Je me souviens des drapeaux qui ornaient les balcons des Lancéens, marquant ainsi leur préférence et j'appréciais ceux qui en étaient émaillés de deux, souvent un suisse et un portugais d'ailleurs. Cette double préférence montrait non un chauvinisme borné, mais une intégration au pays d'accueil de bon aloi.
Je me rappelle aussi la fête permanente au stade de Genève qui petit à petit revit et redevient un lieu d'animation tant sportive que festive.
L'équipe suisse ayant fait un parcours honorable, il allait donc être aisé pour le maire de Lancy de s'accrocher pour la fête du 1er août à ce train de réjouissance.Et puis, j'ai aussi vu avec quelle rapidité on passe de la joie à la déception, avec quelle rapidité un tir au but raté devient une tare, avec quelle rapidité aux injures d'un joueur suit un coup de tête rageur, en une seconde le joueur s' exclut de l'équipe en une incroyable incompréhension.

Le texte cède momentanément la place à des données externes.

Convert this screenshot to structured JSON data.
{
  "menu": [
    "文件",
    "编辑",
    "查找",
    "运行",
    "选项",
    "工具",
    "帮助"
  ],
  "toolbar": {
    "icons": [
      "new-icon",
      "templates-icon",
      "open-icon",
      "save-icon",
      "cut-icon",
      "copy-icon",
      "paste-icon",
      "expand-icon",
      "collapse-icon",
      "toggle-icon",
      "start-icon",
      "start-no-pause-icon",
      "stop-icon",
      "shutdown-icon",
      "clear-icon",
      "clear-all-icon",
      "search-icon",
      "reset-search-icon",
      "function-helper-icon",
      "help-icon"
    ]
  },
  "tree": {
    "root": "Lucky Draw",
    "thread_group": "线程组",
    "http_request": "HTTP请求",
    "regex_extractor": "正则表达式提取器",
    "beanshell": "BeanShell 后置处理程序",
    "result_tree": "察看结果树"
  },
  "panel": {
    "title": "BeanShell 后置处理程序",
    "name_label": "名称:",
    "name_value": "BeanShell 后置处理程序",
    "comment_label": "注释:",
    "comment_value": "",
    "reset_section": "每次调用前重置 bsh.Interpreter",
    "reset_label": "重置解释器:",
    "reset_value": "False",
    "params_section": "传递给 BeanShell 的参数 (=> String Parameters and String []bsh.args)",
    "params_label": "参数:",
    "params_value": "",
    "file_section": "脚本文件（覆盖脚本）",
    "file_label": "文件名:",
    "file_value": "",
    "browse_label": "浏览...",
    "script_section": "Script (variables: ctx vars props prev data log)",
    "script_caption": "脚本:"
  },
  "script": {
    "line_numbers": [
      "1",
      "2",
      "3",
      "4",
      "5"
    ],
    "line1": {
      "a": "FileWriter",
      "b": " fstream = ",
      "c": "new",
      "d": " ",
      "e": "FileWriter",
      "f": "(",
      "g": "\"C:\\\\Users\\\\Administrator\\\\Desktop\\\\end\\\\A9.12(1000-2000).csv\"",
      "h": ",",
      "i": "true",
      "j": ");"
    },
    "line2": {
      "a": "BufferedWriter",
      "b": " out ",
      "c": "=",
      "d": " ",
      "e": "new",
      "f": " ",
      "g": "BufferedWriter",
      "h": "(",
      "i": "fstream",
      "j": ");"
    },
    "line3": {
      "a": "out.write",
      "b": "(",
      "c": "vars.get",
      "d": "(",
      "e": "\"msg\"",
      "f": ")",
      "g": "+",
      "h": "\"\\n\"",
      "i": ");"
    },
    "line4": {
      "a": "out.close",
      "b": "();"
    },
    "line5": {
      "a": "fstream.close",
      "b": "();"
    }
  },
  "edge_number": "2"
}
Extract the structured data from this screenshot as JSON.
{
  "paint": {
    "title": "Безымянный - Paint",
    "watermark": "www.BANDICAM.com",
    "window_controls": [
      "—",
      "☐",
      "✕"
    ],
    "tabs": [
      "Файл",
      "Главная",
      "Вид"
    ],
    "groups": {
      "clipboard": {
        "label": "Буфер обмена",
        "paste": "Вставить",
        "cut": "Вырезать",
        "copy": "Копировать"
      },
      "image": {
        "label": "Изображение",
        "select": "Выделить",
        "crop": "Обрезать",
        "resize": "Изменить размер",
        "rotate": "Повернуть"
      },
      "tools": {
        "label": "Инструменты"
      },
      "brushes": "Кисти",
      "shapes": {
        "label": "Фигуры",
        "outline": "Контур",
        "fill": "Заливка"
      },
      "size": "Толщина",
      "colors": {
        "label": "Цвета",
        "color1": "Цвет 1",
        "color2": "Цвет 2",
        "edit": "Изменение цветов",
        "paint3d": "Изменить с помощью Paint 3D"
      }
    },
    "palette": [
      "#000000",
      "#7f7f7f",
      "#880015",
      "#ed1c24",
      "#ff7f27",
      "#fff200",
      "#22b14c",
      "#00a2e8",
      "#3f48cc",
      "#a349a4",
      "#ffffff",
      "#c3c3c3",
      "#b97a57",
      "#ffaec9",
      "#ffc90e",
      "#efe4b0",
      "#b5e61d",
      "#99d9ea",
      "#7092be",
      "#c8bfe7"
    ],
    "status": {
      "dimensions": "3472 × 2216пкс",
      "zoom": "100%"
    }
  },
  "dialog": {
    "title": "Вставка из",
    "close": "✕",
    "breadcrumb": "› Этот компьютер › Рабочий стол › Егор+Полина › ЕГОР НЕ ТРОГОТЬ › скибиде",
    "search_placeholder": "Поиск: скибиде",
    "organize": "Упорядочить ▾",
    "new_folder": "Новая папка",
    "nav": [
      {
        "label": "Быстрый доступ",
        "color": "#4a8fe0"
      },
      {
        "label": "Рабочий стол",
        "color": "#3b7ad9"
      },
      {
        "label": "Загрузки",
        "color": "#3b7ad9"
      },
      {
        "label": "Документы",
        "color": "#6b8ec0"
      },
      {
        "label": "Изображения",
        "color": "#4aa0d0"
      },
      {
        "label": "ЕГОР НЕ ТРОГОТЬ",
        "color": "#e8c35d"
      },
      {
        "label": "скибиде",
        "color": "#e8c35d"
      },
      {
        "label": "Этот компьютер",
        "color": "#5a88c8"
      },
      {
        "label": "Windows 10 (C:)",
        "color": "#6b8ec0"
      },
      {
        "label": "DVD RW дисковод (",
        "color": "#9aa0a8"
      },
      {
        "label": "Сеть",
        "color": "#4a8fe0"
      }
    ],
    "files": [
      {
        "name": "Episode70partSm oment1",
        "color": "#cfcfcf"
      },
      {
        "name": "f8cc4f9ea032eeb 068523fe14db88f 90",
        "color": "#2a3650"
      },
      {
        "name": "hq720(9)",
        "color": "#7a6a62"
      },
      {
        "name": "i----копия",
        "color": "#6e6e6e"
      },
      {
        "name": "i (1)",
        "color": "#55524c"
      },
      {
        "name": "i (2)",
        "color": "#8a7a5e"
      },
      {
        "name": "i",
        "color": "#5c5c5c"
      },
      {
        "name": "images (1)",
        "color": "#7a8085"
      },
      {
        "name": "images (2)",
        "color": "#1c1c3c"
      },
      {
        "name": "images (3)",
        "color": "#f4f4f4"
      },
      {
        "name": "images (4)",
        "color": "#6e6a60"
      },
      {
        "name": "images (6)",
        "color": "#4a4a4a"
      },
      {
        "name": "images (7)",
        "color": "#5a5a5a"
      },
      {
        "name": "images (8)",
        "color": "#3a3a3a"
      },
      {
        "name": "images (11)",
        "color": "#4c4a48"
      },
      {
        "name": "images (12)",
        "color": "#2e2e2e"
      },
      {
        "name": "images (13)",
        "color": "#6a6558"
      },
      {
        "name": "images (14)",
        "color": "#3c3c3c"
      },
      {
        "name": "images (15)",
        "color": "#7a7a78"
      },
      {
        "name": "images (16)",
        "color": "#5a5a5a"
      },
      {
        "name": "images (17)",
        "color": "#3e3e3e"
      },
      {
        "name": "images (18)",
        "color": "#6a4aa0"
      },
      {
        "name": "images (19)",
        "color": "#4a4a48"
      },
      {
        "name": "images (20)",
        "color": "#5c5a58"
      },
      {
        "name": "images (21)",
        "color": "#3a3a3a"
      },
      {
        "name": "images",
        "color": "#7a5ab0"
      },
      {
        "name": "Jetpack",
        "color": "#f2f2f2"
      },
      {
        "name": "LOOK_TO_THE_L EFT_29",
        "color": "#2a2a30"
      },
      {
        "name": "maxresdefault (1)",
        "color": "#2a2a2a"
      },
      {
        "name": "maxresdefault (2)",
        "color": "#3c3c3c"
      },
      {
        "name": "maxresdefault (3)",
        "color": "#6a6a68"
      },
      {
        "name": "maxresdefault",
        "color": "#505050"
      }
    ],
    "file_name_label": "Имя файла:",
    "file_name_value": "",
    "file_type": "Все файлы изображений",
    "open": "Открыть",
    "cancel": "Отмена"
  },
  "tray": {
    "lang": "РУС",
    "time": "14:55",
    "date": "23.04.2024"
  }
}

Alors, la comparaison n'est plus possible : fêter le 1er août, c'est fêter la durée, c'est fêter l'histoire qui nous donne des leçons d'humilité, c'est fêter la constance et l'opiniâtreté de nos ancêtres qui y ont toujours cru, c'est remémorer tant le sentiment d'appartenance à une communauté qui n'est pas le communautarisme du 12-12 contre le 12-13 que apprécier le fait que nous vivions en paix depuis si longtemps : les événements du Liban qu'on appelait la Suisse du Proche-Orient révèlent malheureusement que des oppositions irréductibles entre les groupes d'un même pays peuvent amener à des déchirures oh combien mortifères.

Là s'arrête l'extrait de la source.